Hi, I'm a data analyst, a newbie in ETL and orchestration, or data engineering in general. I need some helps here. Currently I'm using Airflow deployed on Google Composer 2 to EL data from Aurora MySQL to BigQuery on daily basis, ~200K rows. It charge me quite costly (around $350 a month). My question is, can I use Dagster to perform that job? Will it be cheaper if I deploy Dagster on GCP? And which GCE instance should I use? Thank you so much. Appreciate the helps. 🙏
08/02/2022, 2:07 AM
Not knowing the details of your EL, you could likely use dagster to orchestrate that. I don't know exactly what GCE instance you would want to use - this would depend on what kind of memory and parallelism your workflows require.
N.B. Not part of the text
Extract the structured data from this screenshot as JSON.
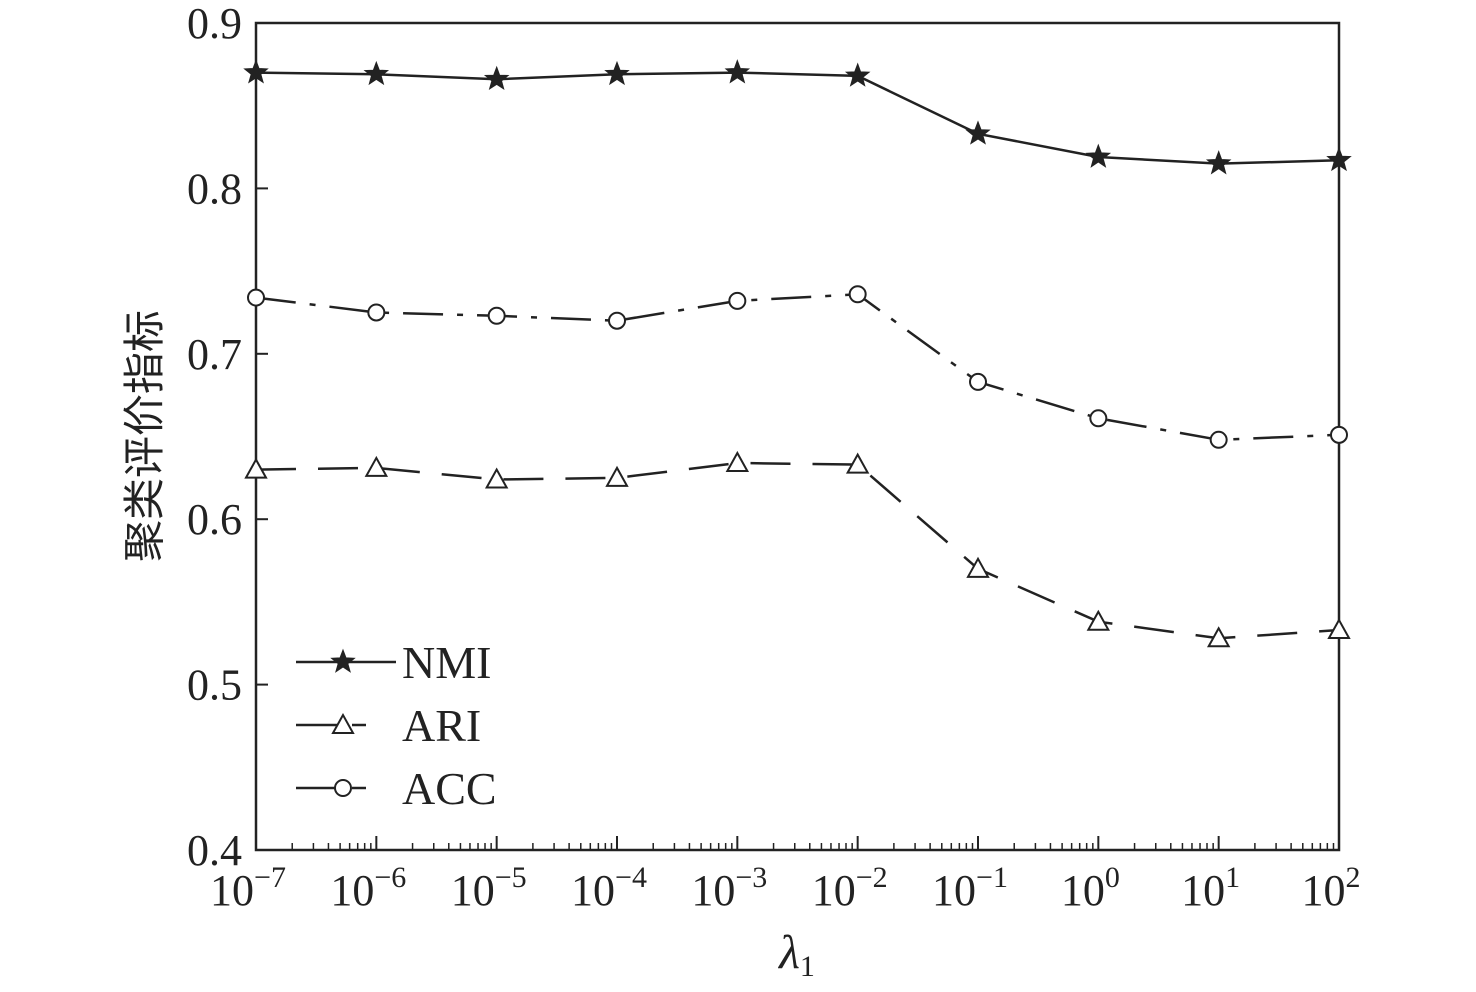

I'd imagine though that ~200k rows would be able to be done on a pretty small instance - Dagster doesn't really take a ton of resources itself, usually it's your workflow logic that incurs the biggest resource requirement (I've found 4cpu / 16GB to be more than sufficient for workloads that don't do big moves). You can store everything on the instance itself and just attach a larger hard drive if you want to go really cheap, but the dagster team usually recommends you use a separate database (you could use google's managed database offering, probably don't need anything more than 1 cpu and a couple GB memory + some storage) for run and event storage. On AWS this is all is pretty easy to do for less than $75 a month, looks like you could do it for a similar price on GCP (less if you went without a database).
08/02/2022, 1:38 PM
Hi Zach, thanks for replying. Currently I just query from aurora mysql and store the result to dataframe before inserting to BigQuery. I guess I will try with the smallest E2 instance and a cloud sql, and see if it works. Thanks! $75 sounds good!